Table 2. Evaluation of the segmentation on Obernai at the pixel level.

Figure 8 illustrates the differences between our results and the RPG. In white are the joint label vineyard, in red is the vineyards we predict and is not contained in the RPG and in green the vineyard present in the RPG that we missed. Most of the new predicted vineyards are really vineyards.

RPG Correction. Until now, we have achieved the segmentation thanks to a system trained to differentiate vineyard from everything else. Then vineyards can be segmented in any region. In this new study, we take advantage of the RPG in the new region (Obernai) and we learn the CNN with supplementary epochs using STR from Obernai, before we apply the system on the same region. Results are reported in Table 3. The STR classification system has been updated with respect to the RPG in the region. No other hyperparameter has been changed. It can be observed that the recall has been increased, better than in the general case, but precision is decreased. As the aim is to recover the non-labeled vineyard plots, this new system is improved compared to previously.

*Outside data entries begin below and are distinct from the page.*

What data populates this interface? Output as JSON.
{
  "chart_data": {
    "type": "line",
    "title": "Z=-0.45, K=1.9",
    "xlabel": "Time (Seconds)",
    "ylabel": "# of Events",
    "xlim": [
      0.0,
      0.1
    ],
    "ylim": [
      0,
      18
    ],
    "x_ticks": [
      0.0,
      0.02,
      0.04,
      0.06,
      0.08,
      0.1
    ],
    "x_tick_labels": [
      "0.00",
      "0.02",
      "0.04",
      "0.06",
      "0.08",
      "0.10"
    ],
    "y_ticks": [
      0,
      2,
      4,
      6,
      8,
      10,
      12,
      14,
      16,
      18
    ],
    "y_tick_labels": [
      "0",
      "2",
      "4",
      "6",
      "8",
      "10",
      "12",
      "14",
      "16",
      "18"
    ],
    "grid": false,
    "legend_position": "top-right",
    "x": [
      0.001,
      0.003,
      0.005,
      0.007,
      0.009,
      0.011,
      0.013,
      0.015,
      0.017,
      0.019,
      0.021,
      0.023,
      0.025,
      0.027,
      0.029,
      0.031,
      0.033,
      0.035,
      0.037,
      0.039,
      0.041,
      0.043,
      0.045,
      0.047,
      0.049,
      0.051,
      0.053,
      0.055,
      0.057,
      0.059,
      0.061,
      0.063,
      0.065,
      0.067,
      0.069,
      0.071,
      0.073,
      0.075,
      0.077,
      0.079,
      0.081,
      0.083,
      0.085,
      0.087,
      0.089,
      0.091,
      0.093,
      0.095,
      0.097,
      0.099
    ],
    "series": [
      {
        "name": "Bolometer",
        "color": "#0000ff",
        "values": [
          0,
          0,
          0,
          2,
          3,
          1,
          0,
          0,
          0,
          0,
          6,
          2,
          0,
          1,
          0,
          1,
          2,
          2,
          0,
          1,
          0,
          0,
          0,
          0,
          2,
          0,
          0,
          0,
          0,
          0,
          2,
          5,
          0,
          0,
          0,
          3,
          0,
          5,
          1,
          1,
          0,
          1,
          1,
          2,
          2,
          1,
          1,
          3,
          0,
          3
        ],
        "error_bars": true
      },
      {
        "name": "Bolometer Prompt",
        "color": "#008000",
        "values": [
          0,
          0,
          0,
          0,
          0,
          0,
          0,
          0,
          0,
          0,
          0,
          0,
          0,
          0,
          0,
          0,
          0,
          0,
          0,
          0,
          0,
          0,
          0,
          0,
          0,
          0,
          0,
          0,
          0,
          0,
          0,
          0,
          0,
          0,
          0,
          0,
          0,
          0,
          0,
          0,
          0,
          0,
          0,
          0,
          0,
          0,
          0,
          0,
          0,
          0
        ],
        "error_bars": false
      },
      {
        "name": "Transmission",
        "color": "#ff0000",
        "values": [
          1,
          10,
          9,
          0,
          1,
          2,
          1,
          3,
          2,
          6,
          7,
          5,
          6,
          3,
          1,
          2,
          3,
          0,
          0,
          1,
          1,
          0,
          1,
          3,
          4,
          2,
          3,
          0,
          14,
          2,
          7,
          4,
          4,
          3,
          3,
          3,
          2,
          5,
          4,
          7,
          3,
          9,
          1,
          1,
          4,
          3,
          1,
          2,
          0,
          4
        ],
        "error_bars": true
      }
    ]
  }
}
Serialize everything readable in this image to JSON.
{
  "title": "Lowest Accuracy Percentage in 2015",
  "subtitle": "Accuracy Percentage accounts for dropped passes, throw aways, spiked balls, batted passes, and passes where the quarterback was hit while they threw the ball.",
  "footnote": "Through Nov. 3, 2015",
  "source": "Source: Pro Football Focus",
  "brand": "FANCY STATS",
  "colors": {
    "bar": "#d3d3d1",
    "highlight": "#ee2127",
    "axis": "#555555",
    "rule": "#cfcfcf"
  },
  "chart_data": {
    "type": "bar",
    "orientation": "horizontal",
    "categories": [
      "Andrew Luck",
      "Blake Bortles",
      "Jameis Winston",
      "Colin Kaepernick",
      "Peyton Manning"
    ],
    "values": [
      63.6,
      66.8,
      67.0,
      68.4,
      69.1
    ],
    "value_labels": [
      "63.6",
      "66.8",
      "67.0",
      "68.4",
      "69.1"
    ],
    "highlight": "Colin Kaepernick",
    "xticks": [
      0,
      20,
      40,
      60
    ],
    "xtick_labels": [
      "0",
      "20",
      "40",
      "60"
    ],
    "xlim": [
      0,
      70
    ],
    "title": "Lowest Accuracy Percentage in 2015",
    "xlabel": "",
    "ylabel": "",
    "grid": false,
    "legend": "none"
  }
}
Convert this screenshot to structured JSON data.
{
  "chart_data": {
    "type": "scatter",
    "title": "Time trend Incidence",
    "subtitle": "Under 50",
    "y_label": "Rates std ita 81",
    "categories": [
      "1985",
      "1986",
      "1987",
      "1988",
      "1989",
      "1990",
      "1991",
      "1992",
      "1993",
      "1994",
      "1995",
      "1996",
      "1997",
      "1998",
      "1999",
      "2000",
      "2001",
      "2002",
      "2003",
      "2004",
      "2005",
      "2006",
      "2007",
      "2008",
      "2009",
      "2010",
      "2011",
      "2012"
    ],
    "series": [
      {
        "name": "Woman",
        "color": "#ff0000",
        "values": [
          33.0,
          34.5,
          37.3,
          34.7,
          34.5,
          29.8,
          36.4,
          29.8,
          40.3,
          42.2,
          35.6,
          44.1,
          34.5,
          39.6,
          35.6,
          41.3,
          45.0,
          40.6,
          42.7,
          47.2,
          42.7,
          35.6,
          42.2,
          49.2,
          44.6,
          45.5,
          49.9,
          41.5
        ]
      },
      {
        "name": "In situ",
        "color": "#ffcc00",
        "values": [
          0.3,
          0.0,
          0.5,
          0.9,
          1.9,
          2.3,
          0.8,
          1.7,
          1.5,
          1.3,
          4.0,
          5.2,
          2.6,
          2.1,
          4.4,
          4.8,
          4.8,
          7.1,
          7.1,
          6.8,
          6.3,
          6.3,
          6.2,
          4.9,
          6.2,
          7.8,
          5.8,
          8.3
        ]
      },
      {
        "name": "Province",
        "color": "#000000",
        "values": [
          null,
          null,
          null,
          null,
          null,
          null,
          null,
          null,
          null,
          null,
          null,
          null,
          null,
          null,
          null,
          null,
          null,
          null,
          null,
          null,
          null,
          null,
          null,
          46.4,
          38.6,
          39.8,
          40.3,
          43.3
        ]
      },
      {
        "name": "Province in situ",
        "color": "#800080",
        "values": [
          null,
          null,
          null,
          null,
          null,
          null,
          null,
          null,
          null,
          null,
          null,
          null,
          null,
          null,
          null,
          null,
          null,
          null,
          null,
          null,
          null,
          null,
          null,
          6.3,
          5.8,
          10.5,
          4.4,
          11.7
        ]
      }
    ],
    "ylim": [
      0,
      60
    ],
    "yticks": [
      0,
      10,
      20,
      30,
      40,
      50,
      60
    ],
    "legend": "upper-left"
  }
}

Table 3. Correction of the RPG on the Obernai region at the pixel level.

4 Conclusion

From this study, we can give several conclusions, either from a methodological point of view or from the applicative point of view. Through the use of 2D data representations that we can develop in large quantity, deep learning is made possible. These data contain both spatial and temporal information making possible to study crop classes that are characterized by structural texture and this is done in a rotation invariant way. We have showed that the Deep-STaR model built in a classification context can be extended to solve a semantic segmentation task. Here only two types of regions are considered but the number of types of regions can be extended to deal with the semantic segmentation of other types of agricultural crops. We have also highlighted that, thanks to a two-step process, a poor quality annotation can be improved or used in a learning process and a redundancy process introduced by the multi-view aspect.

Our methodology can be applied to other applications, for example in radiology where imaging modalities lead to 3D images. Video analysis in the context of the localization of violent areas is another perspective. Besides we think important to deeper analyze the filters leading to spatio-temporal features to better understand the properties of the model that is built.